3572. — À M. DE CIDEVILLE.
À Lausanne, 3 mars.

Je reçois de vous, mon cher et ancien ami, deux lettres charmantes ; vers et prose, tout me rappelle la bonté de votre cœur et les grâces de votre esprit. J’aime mieux vous dire bien vite, et tout simplement, combien j’en suis touché, que d’attendre l’inspiration et le moment heureux de faire des vers, pour vous remercier dignement. D’ailleurs je suis plongé dans les détails de l’histoire, attendu qu’on va réimprimer cette Histoire générale, ce portrait des sottises et des horreurs du genre humain pendant huit à neuf siècles.

Un peu d’histrionage partage encore mon temps. Nous avons joué une pièce nouvelle sur un très-joli théâtre ; Mme Denis a été applaudie comme Mlle Clairon, et elle l’aurait été de même à Paris. Je vous avertis, sans vanité, que je suis le meilleur vieux fou qu’il y ait dans aucune troupe. Croyez que vous auriez été bien surpris si vous aviez vu, sur le bord de notre lac, une tragédie nouvelle très-bien jouée, très-bien sentie, très-bien jugée, suivie de danses exécutées à merveille, et d’un opéra-buffa encore mieux exécuté ; le tout par de belles femmes, par des jeunes gens bien faits, qui ont de l’esprit, et devant une assemblée qui a du goût. Les acteurs se sont formés en un an ; ce sont des fruits que les Alpes et le mont Jura n’avaient point encore portés. César ne prévoyait pas, quand il vint ravager ce petit coin de terre, qu’il y aurait un jour plus d’esprit qu’à Rome.

Comptez que les Iphigènie elles Astarbé[1] ne nous épouvantent pas, et que notre pays roman n’est pas à dédaigner. Je suis malheureusement obligé de quitter tout cela pour aller faire quelques jours le métier de jardinier aux Délices. Chacun a son Launai[2]. Je cours du théâtre à mes plants, à mes vignes, à mes tulipes ; et de là je reviens au théâtre, du théâtre à l’histoire, et de tout cela à votre amitié, qui est la première des consolations.

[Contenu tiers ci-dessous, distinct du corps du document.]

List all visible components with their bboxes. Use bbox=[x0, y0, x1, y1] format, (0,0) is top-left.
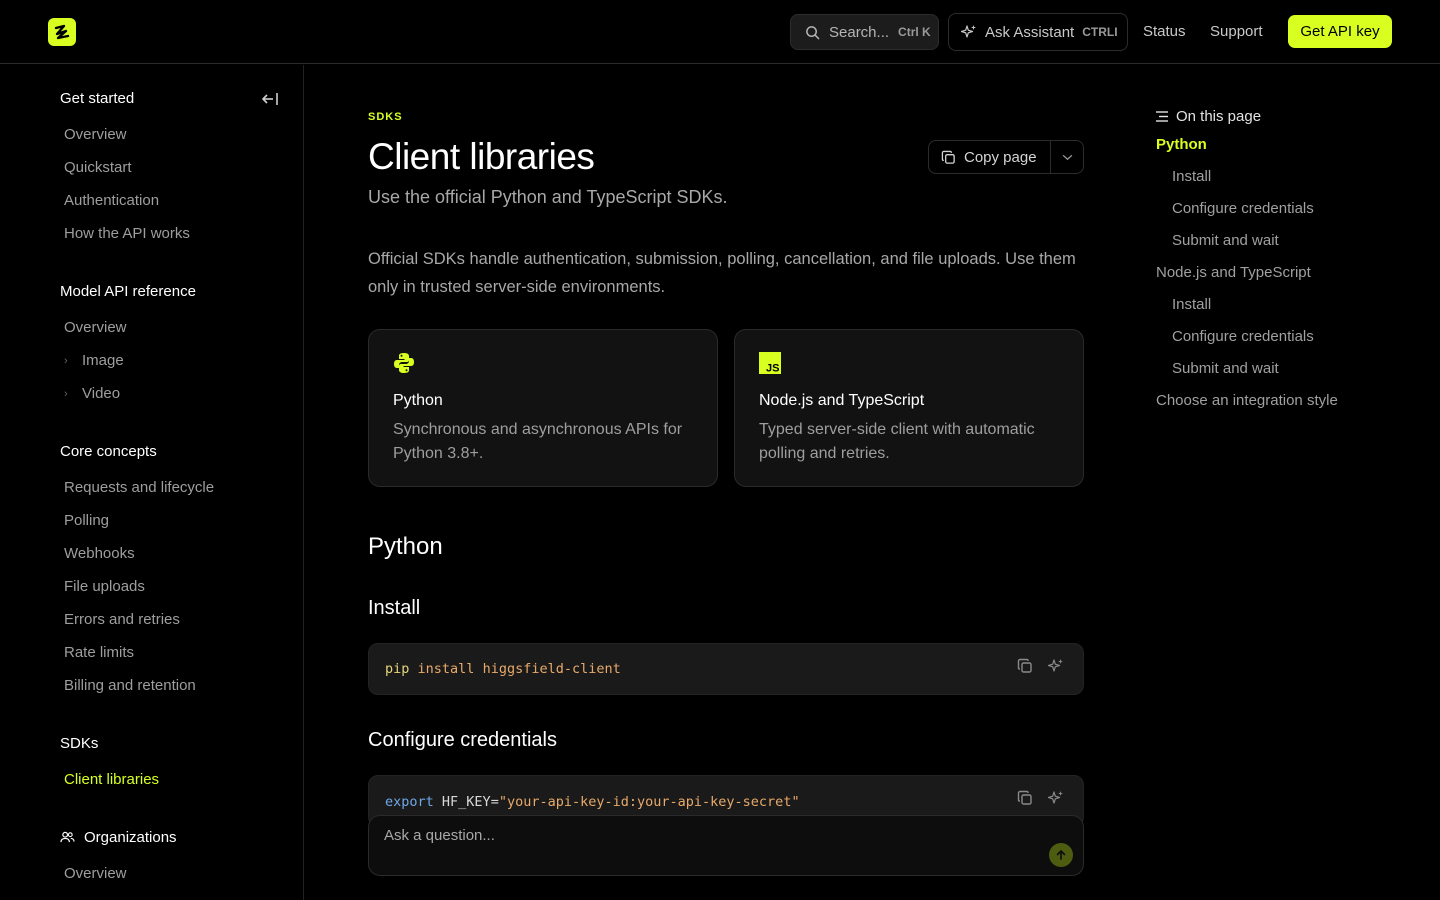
intro-paragraph: Official SDKs handle authentication, sub… bbox=[368, 250, 1076, 296]
sidebar-section-title: Organizations bbox=[84, 829, 177, 846]
sidebar-item-webhooks[interactable]: Webhooks bbox=[64, 545, 135, 562]
page-subtitle: Use the official Python and TypeScript S… bbox=[368, 187, 728, 207]
copy-page-button[interactable]: Copy page bbox=[929, 141, 1051, 173]
ask-assistant-label: Ask Assistant bbox=[985, 23, 1075, 41]
svg-text:JS: JS bbox=[766, 363, 779, 375]
card-description: Typed server-side client with automatic … bbox=[759, 421, 1035, 462]
install-code-block: pip install higgsfield-client bbox=[368, 643, 1084, 695]
breadcrumb: SDKS bbox=[368, 111, 403, 123]
chevron-down-icon bbox=[1062, 154, 1072, 160]
toc-item[interactable]: Configure credentials bbox=[1172, 328, 1314, 345]
logo[interactable] bbox=[48, 18, 76, 46]
sparkle-icon bbox=[961, 25, 976, 38]
status-link[interactable]: Status bbox=[1143, 23, 1186, 40]
code-token: export bbox=[385, 794, 434, 810]
search-button[interactable]: Search... Ctrl K bbox=[790, 14, 939, 50]
sidebar-item-client-libraries[interactable]: Client libraries bbox=[64, 771, 159, 788]
sidebar-section-title: SDKs bbox=[60, 735, 99, 752]
search-shortcut: Ctrl K bbox=[898, 25, 931, 39]
code-actions bbox=[1017, 658, 1065, 674]
sidebar-section-title: Core concepts bbox=[60, 443, 157, 460]
copy-icon[interactable] bbox=[1017, 790, 1033, 806]
toc-item[interactable]: Submit and wait bbox=[1172, 232, 1279, 249]
toc-heading-label: On this page bbox=[1176, 108, 1262, 125]
copy-icon[interactable] bbox=[1017, 658, 1033, 674]
chevron-right-icon: › bbox=[64, 387, 68, 400]
javascript-icon: JS bbox=[759, 352, 1059, 375]
sidebar-item-video[interactable]: › Video bbox=[64, 385, 120, 402]
ask-question-input[interactable]: Ask a question... bbox=[384, 827, 495, 844]
sidebar-item-errors[interactable]: Errors and retries bbox=[64, 611, 180, 628]
card-title: Python bbox=[393, 392, 443, 409]
card-title: Node.js and TypeScript bbox=[759, 392, 925, 409]
copy-page-dropdown[interactable] bbox=[1051, 154, 1083, 161]
collapse-sidebar-icon[interactable] bbox=[261, 92, 279, 106]
sidebar-item-overview[interactable]: Overview bbox=[64, 126, 127, 143]
top-bar: Search... Ctrl K Ask Assistant CTRLI Sta… bbox=[0, 0, 1440, 64]
sidebar-section-title: Model API reference bbox=[60, 283, 196, 300]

Les vers du roi de Prusse, dont vous me parlez, étaient fourrés dans une lettre qu’il m’écrivit trois jours[3] avant la journée de Rosbach. La date rend les vers très-beaux. Je lui avais gardé le secret ; mais il a donné lui-même des copies ; et vous savez que les rois, qui sont les maîtres du bien d’autrui, sont aussi les maîtres du leur. Ce diable d’homme est, sans contredit, celui de tous les rois qui fait le plus de vers, et qui donne le plus de batailles. Nous verrons comment le tout finira.

La canaille de vos convulsionnaires est, sans doute, digne des petites-maisons ; mais il y a eu des corps, des ordres qui méritaient d’y être admis. Il faut toujours qu’il y ait en France quelque maladie épidémique, et très-souvent elle tombe sur les cervelles ; si la guerre continue, elle tombera sur les bourses, j’entends supra loculos.

Vous ne me dites rien du grand abbé[4] ; on parlait d’un voyage qu’il devait faire au pays roman ; mais il n’osera, ni vous non plus.

Je vous embrasse avec bien de la tendresse et des regrets.

  1. Tragédie de Colardeau, jouée le 27 février 1758.
  2. Terre de Cideville, près de Rouen.
  3. Lisez vingt-sept jours. La bataille de Rosbach est du 5 novembre 1757 ; la lettre du roi de Prusse est du 9 octobre ; voyez n° 3430.
  4. L’abbé du Resnel.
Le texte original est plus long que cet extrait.